I think, if I had given this much thought before (which I haven't, truthfully), I would have chalked up the unfunniness due to a kind of obliviousness, a lack of observation skills. The gaps and chinks and lapses are often where humor lies, but you have to see them; you have to be perceptive in a big-picture way. You also have to be willing to stick your neck out, to leave yourself open to - well, yes, laughter - but also criticism. Humor often rocks the boat, and many of the upper-echelon folks are very happy with nothing but smooth sailing (and of course, because, as Adam Rex points out, they own the boat and they're in charge of the rudder, the sails and the charts).
Humor is also a way of being seen, of making oneself visible. As Doug muses, in Fat Vampire, the "unbeautiful" are barely human in the eyes of the "beautiful." The pretty people turn away from the freak show. To get looked at, to win attention - which again, is power and control - the unbeautiful need something. The Pretty People have their Prettiness, or an illusion of prettiness, and for a lot of them, that's enough to get noticed. It keeps them visible. But the D&D-playing geek?
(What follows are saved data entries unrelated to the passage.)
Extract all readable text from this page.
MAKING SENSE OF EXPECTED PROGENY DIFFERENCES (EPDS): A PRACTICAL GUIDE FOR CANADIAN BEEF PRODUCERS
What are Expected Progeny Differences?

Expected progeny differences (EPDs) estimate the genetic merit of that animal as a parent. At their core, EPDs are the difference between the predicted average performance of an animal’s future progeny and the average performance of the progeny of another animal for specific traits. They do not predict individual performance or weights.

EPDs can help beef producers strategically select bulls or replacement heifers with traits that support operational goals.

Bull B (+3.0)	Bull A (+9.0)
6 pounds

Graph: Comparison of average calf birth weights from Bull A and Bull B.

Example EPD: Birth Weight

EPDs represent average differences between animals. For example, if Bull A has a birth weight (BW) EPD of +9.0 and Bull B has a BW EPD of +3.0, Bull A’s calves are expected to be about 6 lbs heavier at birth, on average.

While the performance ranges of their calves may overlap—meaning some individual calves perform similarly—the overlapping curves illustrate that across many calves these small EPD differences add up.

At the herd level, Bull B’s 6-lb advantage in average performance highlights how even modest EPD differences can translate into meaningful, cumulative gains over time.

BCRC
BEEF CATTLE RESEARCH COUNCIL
He needs to deliver something else. And humor - funniness - is one thing that is hard to resist, even if you're one of the beautiful people.
It's an interesting dichotomy: unbeautiful & funny/beautiful & unfunny. It's one that I find myself thinking about in the "real world" now, with people I know. It explains a few comments about the relative funniness of pranks, made my students who are clearly beautiful people; pranks which, to me, reeked of crudity and simple unkindness.
So much of bullying is written off with "it was just a joke," or explained as "i thought it would be funny." And so often that bullying is done by at least marginally Beautiful People. I've always had a hard time grasping these notions of humor, which are really just cruelty of a very simple-minded variety. Fat Vampire articulates, wonderfully, both the power/control issues at play, as well as the hierarchical divisions at play, in these kinds of situations.
I hope I'll remember to keep this in mind for future reading: who gets to be funny? Who truly is funny? and how do humor and control interweave?